The exact same thing happened to my sister. Her experience was that short of being able to hire a lawyer and go to court, she wasn't able to gain anything by complaining to anybody besides a patronizing, "I'm sorry you're upset." Professionals tend to stick together, even if they disagree in private.
posted by The Underpants Monster at 7:08 AM on June 12, 2014

I, personally, would report it. A similar situation happened to me many years ago during a gynecological exam. The gyn was verbally abusive. I reported it to the medical board. Turns out, I wasn't the only one she had treated that way. She ended up losing her license.
posted by htm at 9:47 AM on June 12, 2014 [4 favorites]

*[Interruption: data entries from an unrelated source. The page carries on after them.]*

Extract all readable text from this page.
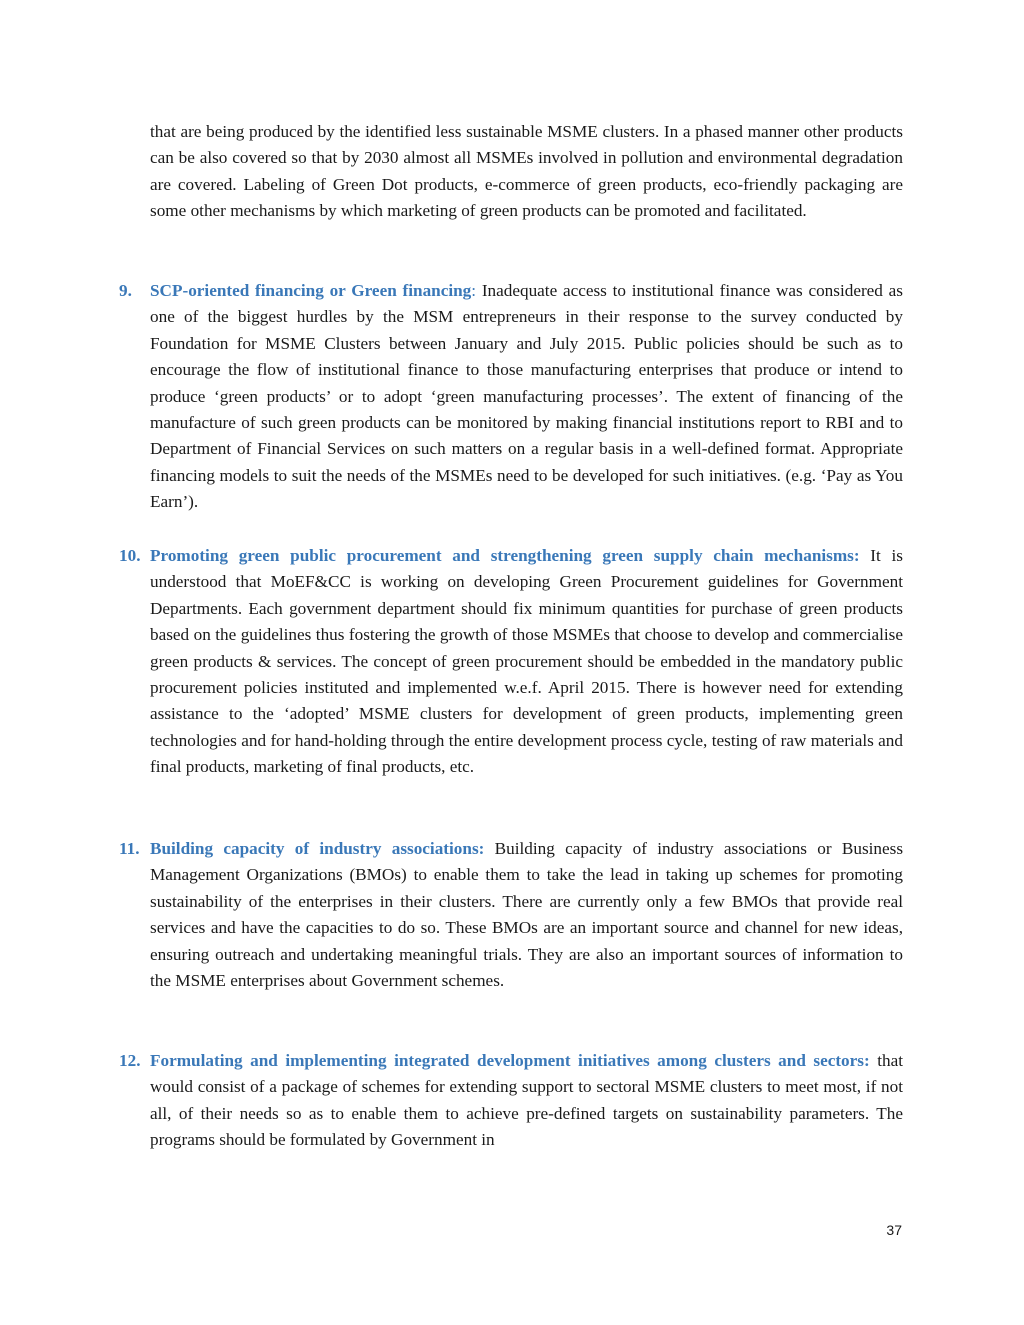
that are being produced by the identified less sustainable MSME clusters. In a phased manner other products can be also covered so that by 2030 almost all MSMEs involved in pollution and environmental degradation are covered. Labeling of Green Dot products, e-commerce of green products, eco-friendly packaging are some other mechanisms by which marketing of green products can be promoted and facilitated.

9. SCP-oriented financing or Green financing: Inadequate access to institutional finance was considered as one of the biggest hurdles by the MSM entrepreneurs in their response to the survey conducted by Foundation for MSME Clusters between January and July 2015. Public policies should be such as to encourage the flow of institutional finance to those manufacturing enterprises that produce or intend to produce ‘green products’ or to adopt ‘green manufacturing processes’. The extent of financing of the manufacture of such green products can be monitored by making financial institutions report to RBI and to Department of Financial Services on such matters on a regular basis in a well-defined format. Appropriate financing models to suit the needs of the MSMEs need to be developed for such initiatives. (e.g. ‘Pay as You Earn’).

10. Promoting green public procurement and strengthening green supply chain mechanisms: It is understood that MoEF&CC is working on developing Green Procurement guidelines for Government Departments. Each government department should fix minimum quantities for purchase of green products based on the guidelines thus fostering the growth of those MSMEs that choose to develop and commercialise green products & services. The concept of green procurement should be embedded in the mandatory public procurement policies instituted and implemented w.e.f. April 2015. There is however need for extending assistance to the ‘adopted’ MSME clusters for development of green products, implementing green technologies and for hand-holding through the entire development process cycle, testing of raw materials and final products, marketing of final products, etc.

11. Building capacity of industry associations: Building capacity of industry associations or Business Management Organizations (BMOs) to enable them to take the lead in taking up schemes for promoting sustainability of the enterprises in their clusters. There are currently only a few BMOs that provide real services and have the capacities to do so. These BMOs are an important source and channel for new ideas, ensuring outreach and undertaking meaningful trials. They are also an important sources of information to the MSME enterprises about Government schemes.

12. Formulating and implementing integrated development initiatives among clusters and sectors: that would consist of a package of schemes for extending support to sectoral MSME clusters to meet most, if not all, of their needs so as to enable them to achieve pre-defined targets on sustainability parameters. The programs should be formulated by Government in

37
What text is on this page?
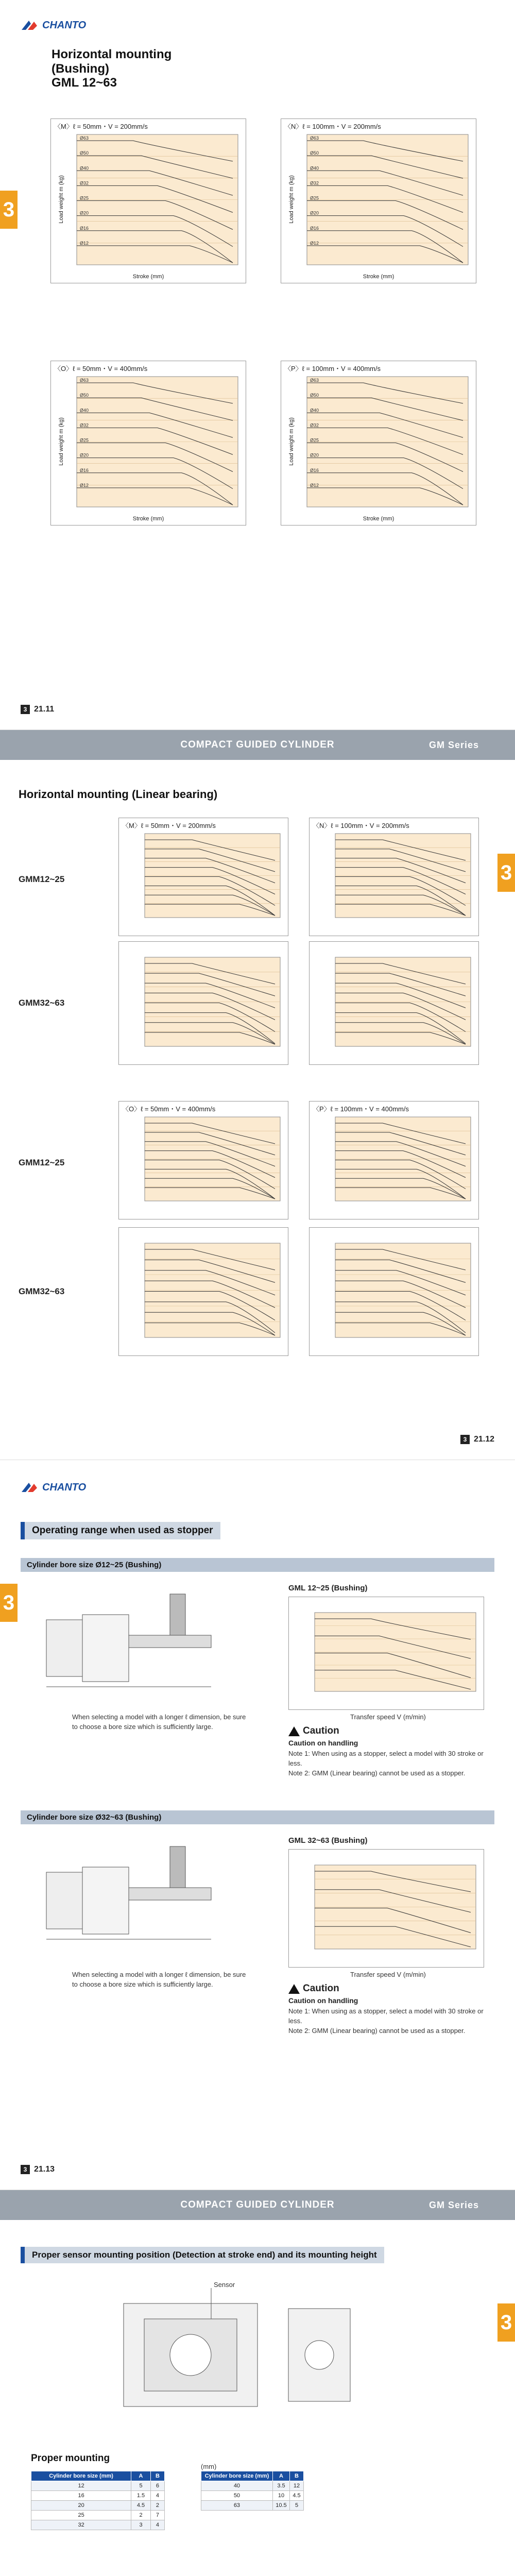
CHANTO
Horizontal mounting
(Bushing)
GML 12~63
3
〈M〉ℓ = 50mm・V = 200mm/s
Ø63
Ø50
Ø40
Ø32
Ø25
Ø20
Ø16
Ø12
Stroke (mm)
Load weight m (kg)
〈N〉ℓ = 100mm・V = 200mm/s
Ø63
Ø50
Ø40
Ø32
Ø25
Ø20
Ø16
Ø12
Stroke (mm)
Load weight m (kg)
〈O〉ℓ = 50mm・V = 400mm/s
Ø63
Ø50
Ø40
Ø32
Ø25
Ø20
Ø16
Ø12
Stroke (mm)
Load weight m (kg)
〈P〉ℓ = 100mm・V = 400mm/s
Ø63
Ø50
Ø40
Ø32
Ø25
Ø20
Ø16
Ø12
Stroke (mm)
Load weight m (kg)
3 21.11
COMPACT GUIDED CYLINDER	GM Series
Horizontal mounting (Linear bearing)
3
GMM12~25
GMM32~63
GMM12~25
GMM32~63
〈M〉ℓ = 50mm・V = 200mm/s	〈N〉ℓ = 100mm・V = 200mm/s
〈O〉ℓ = 50mm・V = 400mm/s	〈P〉ℓ = 100mm・V = 400mm/s
3 21.12
CHANTO
Operating range when used as stopper
3
Cylinder bore size Ø12~25 (Bushing)
GML 12~25 (Bushing)
Transfer speed V (m/min)
When selecting a model with a longer ℓ dimension, be sure to choose a bore size which is sufficiently large.	Caution
Caution on handling

Note 1: When using as a stopper, select a model with 30 stroke or less.

Note 2: GMM (Linear bearing) cannot be used as a stopper.

Cylinder bore size Ø32~63 (Bushing)
GML 32~63 (Bushing)
Transfer speed V (m/min)
When selecting a model with a longer ℓ dimension, be sure to choose a bore size which is sufficiently large.	Caution
Caution on handling

Note 1: When using as a stopper, select a model with 30 stroke or less.

Note 2: GMM (Linear bearing) cannot be used as a stopper.

3 21.13
COMPACT GUIDED CYLINDER	GM Series
Proper sensor mounting position (Detection at stroke end) and its mounting height
3
Sensor
Proper mounting
(mm)
Cylinder bore size (mm)	A	B
12	5	6
16	1.5	4
20	4.5	2
25	2	7
32	3	4
Cylinder bore size (mm)	A	B
40	3.5	12
50	10	4.5
63	10.5	5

That's insane. Both my sister and I have issues with the typical local used in dentistry - it either doesn't work or takes WAY more than normal, despite our high level of pain tolerance. Often other anesthesia / painkillers are weird, too - they either react much less or much more than is expected.

I have NEVER had a doctor or dentist NOT LISTEN when I let them know that there may be issues with these or other meds (we also have some allergy challenges) - and for them to NOT LISTEN is to ignore your past medical history and that can be outright dangerous.
posted by stormyteal at 9:47 AM on June 12, 2014 [1 favorite]

I would focus first on getting the tooth fixed, but afterward I would definitely report this incident, starting with the clinic that referred you. It sounds to me like maybe the surgeon didn't appreciate having your case being referred to him, for whatever his reasons may have been. The clinic should know that, so they can make an informed decision later when referring others. And even if nothing comes of it, you will feel better knowing that you stood up for yourself.

(Are you anywhere near the border with Mexico? My husband just went down there for dental work; his dentist is a graduate from a US university and the care was very good, but at 1/4 what we were quoted in Los Angeles).